A principios de 2018 el Tribunal Supremo condenó al rapero Josep Valtonyc a tres años y medio de prisión por los delitos de enaltecimiento del terrorismo, injurias a la Corona y amenazas. En aquel momento intenté leer las controvertidas frases de sus canciones por las que la justicia había tomado tal decisión, pero me resultó imposible llegar si quiera a la mitad del listado que aparecía en varios medios de comunicación. El mallorquín expresaba deseos tan repugnantes e indigestos que desistí de seguir leyendo sus alegatos a favor de la muerte de ciertas personas. No entendí ni entiendo cómo se pueden justificar los asesinatos terroristas y ponerlos de ejemplo para acabar con la vida de congéneres con los que no se comulga. Desde luego esa no es la democracia ni el respeto que me enseñaron mis padres ni lo que deseo para mis hijos.

Me la trae al pairo el tal Valtonyc, a quienes la mayoría conocemos, no por su virtuosismo musical, sino únicamente por sus excentricidades y por el dictamen de los jueces. A mi entender sus canciones no son un ejemplo de libertad de expresión sino de falta de educación. Desde luego hay formas más humanas de comunicar ideas y pensamientos que las de este cobarde que se fugó a Bélgica para eludir la cárcel. Y jamás hubiera escuchado una canción suya ni hubiese leído ninguna de sus declaraciones de no haber sido porque su penúltimo trastorno ha aparecido en todos los periódicos y medios digitales.

Este sujeto declaró hace sólo unos días que a Vicente Ruiz “El Soro” habría que amputarle las orejas y el rabo. El Soro está pasando un calvario con su pierna izquierda, afectada por una infección severa que podría dar como resultado su amputación. Y mientras la gran mayoría de seres humanos, aficionados a los toros o no, le desean la mejor de las recuperaciones al torero valenciano, el animal de Valtonyc vuelve a mostrar sus apetencias más vomitivas de la forma más rastrera.

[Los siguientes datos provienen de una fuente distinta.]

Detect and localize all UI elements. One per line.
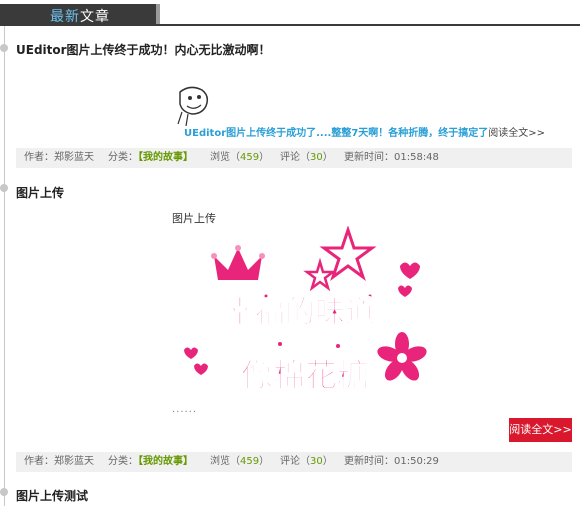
meme-face-image — [177, 86, 209, 127]
views-label: 浏览（ — [210, 152, 240, 163]
comments-label: 评论（ — [280, 152, 310, 163]
title-highlight: 最新 — [50, 9, 80, 25]
title-rest: 文章 — [80, 9, 110, 25]
timeline-dot — [0, 44, 8, 52]
post-title-link[interactable]: UEditor图片上传终于成功！内心无比激动啊！ — [16, 41, 271, 58]
category-link[interactable]: 【我的故事】 — [138, 152, 193, 163]
author-text: 作者：郑影蓝天 — [24, 456, 94, 467]
category-label: 分类： — [108, 152, 138, 163]
comments-label: 评论（ — [280, 456, 310, 467]
image-line1: 幸福的味道 — [225, 295, 375, 330]
category-block: 分类：【我的故事】 — [108, 452, 193, 472]
post-meta-bar: 作者：郑影蓝天 分类：【我的故事】 浏览（459） 评论（30） 更新时间：01… — [16, 452, 572, 472]
views-end: ） — [259, 456, 270, 467]
timeline-rail — [4, 26, 5, 506]
comments-count: 30 — [310, 152, 323, 163]
post-title-link[interactable]: 图片上传测试 — [16, 487, 88, 504]
views-label: 浏览（ — [210, 456, 240, 467]
views-end: ） — [259, 152, 270, 163]
views-block: 浏览（459） — [210, 148, 269, 168]
image-line2: 像棉花糖 — [241, 356, 369, 394]
header-divider — [0, 24, 580, 26]
timeline-dot — [0, 488, 8, 496]
views-count: 459 — [240, 456, 260, 467]
ellipsis: ...... — [172, 404, 198, 415]
post-title-link[interactable]: 图片上传 — [16, 184, 64, 201]
updated-time: 更新时间：01:50:29 — [344, 456, 439, 467]
category-link[interactable]: 【我的故事】 — [138, 456, 193, 467]
category-label: 分类： — [108, 456, 138, 467]
category-block: 分类：【我的故事】 — [108, 148, 193, 168]
comments-end: ） — [322, 456, 333, 467]
post-meta-bar: 作者：郑影蓝天 分类：【我的故事】 浏览（459） 评论（30） 更新时间：01… — [16, 148, 572, 168]
comments-block: 评论（30） — [280, 452, 333, 472]
views-block: 浏览（459） — [210, 452, 269, 472]
section-title: 最新文章 — [50, 6, 110, 26]
read-more-button[interactable]: 阅读全文>> — [509, 418, 572, 442]
views-count: 459 — [240, 152, 260, 163]
comments-count: 30 — [310, 456, 323, 467]
section-header: 最新文章 — [0, 0, 580, 26]
post-excerpt: UEditor图片上传终于成功了....整整7天啊！各种折腾，终于搞定了阅读全文… — [184, 124, 545, 139]
author-text: 作者：郑影蓝天 — [24, 152, 94, 163]
read-more-link[interactable]: 阅读全文>> — [488, 128, 545, 139]
post-body-text: 图片上传 — [172, 212, 216, 225]
updated-time: 更新时间：01:58:48 — [344, 152, 439, 163]
excerpt-text: UEditor图片上传终于成功了....整整7天啊！各种折腾，终于搞定了 — [184, 128, 489, 139]
comments-block: 评论（30） — [280, 148, 333, 168]
comments-end: ） — [322, 152, 333, 163]
timeline-dot — [0, 184, 8, 192]
cotton-candy-image: 幸福的味道 像棉花糖 — [184, 226, 427, 395]
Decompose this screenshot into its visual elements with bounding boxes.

No sé si debería ser penado por ello, quizá no, porque hasta podría ser que ni siquiera fuese culpa suya; quién sabe, a lo mejor es que su coeficiente intelectual no llega al mínimo para que sea considerado una persona normal. Me parece que en materia educativa en los últimos tiempos en vez de avanzar hemos involucionado, y de lo que estoy convencido es de que Valtonyc no merece que le escribamos ni una línea de las que algunos le dedicamos, empezando por mí.